Numerai has a few high-impact ideas that we would like to immediately disseminate to the community to give you all some time to consider and comment. The topics are as follows:
- Better LGBM Parameters
- Signals V2 Data
- Reducing Signals Churn
Better LGBM Parameters
The Atlas Data Release brought with it new validation example predictions that can achieve a correlation Sharpe of 2 on our validation dataset. The way we achieved this performance was with the following LGBM parameters:
{
"n_estimators": 30000,
"learning_rate": 0.001,
"max_depth": 10,
"num_leaves": 1024,
"colsample_bytree": 0.1,
"min_data_in_leaf": 10000
}
After grid-searching several parameters, we found that max_depth and min_data_in_leaf had the most impact on improving model performance. You may be able to get better results with your own modeling techniques. When we start accepting Atlas data submissions on September 13, we will also update our examples and tutorials to use these “deep” parameters so that new users can start at a higher level.
Signals V2 Data
Numerai is planning to release Signals V2 Data this quarter. V2 Data will significantly increase the size of the Signals Universe - a similar update to the Atlas release, but less of a breaking change than Atlas data due to the lack of encryption / obfuscation.

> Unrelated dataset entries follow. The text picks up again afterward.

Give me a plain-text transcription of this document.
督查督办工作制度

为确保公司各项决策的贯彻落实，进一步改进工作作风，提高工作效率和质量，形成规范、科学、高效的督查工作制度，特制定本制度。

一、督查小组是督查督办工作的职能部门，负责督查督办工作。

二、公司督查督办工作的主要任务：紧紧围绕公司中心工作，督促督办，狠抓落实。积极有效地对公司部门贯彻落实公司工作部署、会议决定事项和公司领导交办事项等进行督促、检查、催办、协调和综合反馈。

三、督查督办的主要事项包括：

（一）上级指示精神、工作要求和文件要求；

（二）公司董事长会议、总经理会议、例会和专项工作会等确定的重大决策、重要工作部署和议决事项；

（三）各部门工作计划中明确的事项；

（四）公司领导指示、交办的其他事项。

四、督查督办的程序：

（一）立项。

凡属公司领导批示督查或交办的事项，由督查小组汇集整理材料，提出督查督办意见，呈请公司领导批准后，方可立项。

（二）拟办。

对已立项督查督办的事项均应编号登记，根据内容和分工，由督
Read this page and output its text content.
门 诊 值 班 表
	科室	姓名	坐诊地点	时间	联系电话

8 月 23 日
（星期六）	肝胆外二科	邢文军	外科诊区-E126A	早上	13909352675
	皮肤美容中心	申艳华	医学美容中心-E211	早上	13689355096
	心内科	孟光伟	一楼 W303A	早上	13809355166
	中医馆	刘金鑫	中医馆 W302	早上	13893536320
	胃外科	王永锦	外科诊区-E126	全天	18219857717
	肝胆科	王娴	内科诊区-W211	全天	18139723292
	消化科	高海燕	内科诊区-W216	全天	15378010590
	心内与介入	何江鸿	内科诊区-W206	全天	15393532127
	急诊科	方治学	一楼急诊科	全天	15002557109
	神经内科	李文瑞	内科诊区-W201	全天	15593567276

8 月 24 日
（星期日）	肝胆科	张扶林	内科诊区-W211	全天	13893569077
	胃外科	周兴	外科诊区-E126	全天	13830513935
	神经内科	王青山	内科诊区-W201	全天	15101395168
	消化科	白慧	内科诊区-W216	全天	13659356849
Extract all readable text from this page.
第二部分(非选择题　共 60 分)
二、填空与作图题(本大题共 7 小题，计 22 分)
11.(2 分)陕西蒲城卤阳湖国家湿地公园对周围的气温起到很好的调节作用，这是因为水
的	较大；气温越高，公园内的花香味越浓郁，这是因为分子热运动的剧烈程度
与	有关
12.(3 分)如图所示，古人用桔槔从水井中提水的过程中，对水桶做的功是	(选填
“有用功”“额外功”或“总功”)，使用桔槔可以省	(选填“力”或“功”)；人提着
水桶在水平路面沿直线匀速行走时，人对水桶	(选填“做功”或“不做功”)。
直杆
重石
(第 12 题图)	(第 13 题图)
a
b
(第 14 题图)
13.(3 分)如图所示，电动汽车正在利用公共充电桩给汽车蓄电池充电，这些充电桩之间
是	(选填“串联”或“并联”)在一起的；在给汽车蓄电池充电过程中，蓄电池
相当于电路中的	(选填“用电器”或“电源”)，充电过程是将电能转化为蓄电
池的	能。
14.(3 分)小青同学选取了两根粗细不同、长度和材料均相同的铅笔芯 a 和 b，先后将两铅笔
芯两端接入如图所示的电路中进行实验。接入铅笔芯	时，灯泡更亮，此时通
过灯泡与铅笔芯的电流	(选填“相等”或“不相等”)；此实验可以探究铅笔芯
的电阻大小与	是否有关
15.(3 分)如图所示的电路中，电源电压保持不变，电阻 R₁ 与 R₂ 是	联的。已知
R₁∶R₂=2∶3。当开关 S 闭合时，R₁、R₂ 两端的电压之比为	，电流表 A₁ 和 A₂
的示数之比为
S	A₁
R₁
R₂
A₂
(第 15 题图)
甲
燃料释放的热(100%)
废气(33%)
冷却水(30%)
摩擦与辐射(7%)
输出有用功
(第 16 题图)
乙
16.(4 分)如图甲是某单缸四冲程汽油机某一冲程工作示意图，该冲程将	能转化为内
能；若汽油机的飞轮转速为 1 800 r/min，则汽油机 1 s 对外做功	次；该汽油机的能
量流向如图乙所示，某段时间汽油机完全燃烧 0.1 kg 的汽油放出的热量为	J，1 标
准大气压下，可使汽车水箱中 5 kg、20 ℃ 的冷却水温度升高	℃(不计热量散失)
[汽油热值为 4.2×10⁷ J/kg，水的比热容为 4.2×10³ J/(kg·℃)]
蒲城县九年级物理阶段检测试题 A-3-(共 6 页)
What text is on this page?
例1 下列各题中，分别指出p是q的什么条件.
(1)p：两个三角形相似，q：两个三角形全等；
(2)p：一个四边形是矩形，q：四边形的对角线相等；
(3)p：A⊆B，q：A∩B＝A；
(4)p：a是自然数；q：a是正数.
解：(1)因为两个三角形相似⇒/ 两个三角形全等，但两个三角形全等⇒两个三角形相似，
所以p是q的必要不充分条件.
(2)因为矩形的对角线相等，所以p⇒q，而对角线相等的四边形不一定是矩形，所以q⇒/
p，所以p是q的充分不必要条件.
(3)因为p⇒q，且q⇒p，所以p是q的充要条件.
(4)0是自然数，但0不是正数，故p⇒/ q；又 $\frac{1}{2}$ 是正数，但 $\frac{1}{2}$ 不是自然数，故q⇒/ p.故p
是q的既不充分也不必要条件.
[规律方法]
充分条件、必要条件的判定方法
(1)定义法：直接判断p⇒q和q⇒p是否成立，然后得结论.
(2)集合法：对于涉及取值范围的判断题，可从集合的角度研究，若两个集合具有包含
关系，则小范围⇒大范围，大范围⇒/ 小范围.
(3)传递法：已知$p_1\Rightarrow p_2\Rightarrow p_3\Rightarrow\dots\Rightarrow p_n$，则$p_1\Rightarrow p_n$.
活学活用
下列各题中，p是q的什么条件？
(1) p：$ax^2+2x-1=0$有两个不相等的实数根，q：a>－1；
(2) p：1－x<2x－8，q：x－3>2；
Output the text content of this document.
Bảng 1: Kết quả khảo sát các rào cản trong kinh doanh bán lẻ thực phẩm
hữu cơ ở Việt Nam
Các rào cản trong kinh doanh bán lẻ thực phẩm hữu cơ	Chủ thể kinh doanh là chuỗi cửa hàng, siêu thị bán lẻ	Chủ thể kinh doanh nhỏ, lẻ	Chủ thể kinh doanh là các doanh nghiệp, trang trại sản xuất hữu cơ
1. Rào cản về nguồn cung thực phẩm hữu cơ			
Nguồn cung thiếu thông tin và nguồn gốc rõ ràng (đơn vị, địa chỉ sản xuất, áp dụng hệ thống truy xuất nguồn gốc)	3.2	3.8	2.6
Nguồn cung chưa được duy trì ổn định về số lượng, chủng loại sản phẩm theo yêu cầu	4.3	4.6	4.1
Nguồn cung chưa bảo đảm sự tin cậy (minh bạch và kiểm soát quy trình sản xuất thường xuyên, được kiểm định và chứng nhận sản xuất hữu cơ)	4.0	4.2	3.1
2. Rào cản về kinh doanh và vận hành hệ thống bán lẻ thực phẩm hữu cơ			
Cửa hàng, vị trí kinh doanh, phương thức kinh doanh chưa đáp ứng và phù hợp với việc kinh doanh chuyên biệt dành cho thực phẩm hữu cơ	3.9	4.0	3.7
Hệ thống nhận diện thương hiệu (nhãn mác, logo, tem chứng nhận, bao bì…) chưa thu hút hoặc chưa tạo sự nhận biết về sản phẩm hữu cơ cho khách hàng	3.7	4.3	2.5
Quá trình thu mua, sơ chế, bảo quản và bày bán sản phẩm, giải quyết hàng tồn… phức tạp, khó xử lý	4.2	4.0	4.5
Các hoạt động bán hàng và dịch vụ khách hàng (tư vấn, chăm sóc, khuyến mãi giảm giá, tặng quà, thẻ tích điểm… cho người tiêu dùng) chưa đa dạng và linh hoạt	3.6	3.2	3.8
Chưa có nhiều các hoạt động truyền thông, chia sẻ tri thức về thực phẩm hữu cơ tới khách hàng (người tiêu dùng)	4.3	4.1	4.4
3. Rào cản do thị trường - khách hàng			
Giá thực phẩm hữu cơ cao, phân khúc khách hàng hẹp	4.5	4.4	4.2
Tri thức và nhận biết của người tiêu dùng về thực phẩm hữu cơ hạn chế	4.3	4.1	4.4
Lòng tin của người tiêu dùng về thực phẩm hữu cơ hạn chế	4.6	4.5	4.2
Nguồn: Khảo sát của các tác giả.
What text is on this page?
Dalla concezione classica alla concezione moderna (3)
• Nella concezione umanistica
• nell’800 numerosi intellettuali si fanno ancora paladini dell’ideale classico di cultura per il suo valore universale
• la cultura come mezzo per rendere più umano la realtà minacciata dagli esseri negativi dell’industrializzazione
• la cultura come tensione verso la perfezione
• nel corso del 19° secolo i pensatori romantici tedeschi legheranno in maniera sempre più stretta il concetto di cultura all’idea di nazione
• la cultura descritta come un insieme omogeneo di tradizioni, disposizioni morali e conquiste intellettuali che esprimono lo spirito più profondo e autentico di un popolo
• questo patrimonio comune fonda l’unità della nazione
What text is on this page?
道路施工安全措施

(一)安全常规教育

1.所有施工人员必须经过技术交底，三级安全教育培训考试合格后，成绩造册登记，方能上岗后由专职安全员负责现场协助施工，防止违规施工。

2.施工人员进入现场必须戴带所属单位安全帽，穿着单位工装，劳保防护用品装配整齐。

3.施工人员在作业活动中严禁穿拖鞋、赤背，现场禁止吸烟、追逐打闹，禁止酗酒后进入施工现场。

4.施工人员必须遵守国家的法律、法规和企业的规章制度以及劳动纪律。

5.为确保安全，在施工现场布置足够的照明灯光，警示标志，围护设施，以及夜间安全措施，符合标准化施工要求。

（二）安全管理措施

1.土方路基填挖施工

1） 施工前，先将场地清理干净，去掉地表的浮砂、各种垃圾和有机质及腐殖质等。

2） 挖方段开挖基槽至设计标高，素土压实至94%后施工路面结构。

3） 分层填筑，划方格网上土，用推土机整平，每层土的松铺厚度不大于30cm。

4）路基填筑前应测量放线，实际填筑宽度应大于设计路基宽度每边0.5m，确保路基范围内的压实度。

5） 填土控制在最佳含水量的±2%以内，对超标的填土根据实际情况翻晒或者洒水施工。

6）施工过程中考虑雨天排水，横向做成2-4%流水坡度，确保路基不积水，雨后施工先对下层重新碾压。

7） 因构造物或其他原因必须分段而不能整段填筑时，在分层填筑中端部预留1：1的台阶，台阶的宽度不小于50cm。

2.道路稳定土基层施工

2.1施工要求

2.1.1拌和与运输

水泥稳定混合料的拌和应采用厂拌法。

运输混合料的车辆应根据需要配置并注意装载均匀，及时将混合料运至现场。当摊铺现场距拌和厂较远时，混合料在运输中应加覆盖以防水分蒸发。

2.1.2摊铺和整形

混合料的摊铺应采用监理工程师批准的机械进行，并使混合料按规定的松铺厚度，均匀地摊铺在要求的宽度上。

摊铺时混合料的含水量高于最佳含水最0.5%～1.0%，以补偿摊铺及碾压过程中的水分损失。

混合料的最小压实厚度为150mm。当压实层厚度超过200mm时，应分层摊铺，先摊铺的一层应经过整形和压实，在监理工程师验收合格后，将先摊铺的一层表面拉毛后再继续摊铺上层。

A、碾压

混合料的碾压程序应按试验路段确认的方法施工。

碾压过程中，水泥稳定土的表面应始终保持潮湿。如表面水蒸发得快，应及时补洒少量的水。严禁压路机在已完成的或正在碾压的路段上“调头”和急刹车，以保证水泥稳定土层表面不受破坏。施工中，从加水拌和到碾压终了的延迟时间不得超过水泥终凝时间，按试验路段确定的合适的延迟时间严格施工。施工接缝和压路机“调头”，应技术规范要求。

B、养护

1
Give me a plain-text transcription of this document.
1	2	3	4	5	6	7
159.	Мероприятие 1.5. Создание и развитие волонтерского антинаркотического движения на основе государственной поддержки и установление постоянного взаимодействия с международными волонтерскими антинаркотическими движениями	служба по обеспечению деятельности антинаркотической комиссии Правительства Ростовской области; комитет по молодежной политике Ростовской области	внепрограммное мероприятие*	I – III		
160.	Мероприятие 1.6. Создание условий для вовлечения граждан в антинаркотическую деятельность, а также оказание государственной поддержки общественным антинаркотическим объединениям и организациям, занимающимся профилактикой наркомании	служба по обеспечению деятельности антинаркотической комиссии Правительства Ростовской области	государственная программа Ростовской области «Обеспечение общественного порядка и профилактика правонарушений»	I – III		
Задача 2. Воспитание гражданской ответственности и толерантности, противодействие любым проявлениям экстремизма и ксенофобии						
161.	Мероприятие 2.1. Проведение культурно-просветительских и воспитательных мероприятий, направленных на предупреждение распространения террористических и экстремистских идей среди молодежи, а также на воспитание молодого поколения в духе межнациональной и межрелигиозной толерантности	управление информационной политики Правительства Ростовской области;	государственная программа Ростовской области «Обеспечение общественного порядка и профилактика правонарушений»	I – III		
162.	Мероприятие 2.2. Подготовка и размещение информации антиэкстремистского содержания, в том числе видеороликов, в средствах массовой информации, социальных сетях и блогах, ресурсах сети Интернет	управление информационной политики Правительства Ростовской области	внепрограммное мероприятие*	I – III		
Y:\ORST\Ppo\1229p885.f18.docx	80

We don’t currently have a timeline on when this universe expansion will occur as it’s still in R&D, but we hope to have it released sometime in September. Something to note here is that the features and targets will change with the universe so it will be a good idea to retrain your models for the new Signals universe as soon as possible.
Reducing Signals Churn
Churn is a statistic describing how the alpha scores of a signal changes over time. If a submission to Numerai Signals has high churn, then Numerai can’t trade the signal easily. We added a churn statistic to Signals Diagnostics in June 2023 (see here for details) to help users reduce their churn. Many models built on Numerai data have low churn organically, but Signals Churn is very high. Most Signals models have > 20% week-over-week Churn:
We know that this negatively impacts the churn of the Signals Meta Model because the average individual churn of Signals models is nearly 70% correlated with the Signals Meta Model Churn:
Thus the Signals Meta Model’s churn is too high to be useful to Numerai:
Signals Meta Model churn is too high.
To lower the churn of the Signals Meta Model, we must lower the churn of all Signals - so we are implementing a strict churn threshold that operates as follows:
- Any model that has not submitted in the previous week will earn 0 payouts
- Any model that does not submit weekly will naturally cause high churn in the Meta Model
- When you upload a new submission we:
- Calculate churn with respect to each of this model’s submissions from the previous week
- Check if this submission has >= X% churn with respect to any of this model’s accepted submission in the previous week, then this submission will not be accepted - the API will return an error such as “Error: Churn is too high. Submission has Y% churn from [DATE]”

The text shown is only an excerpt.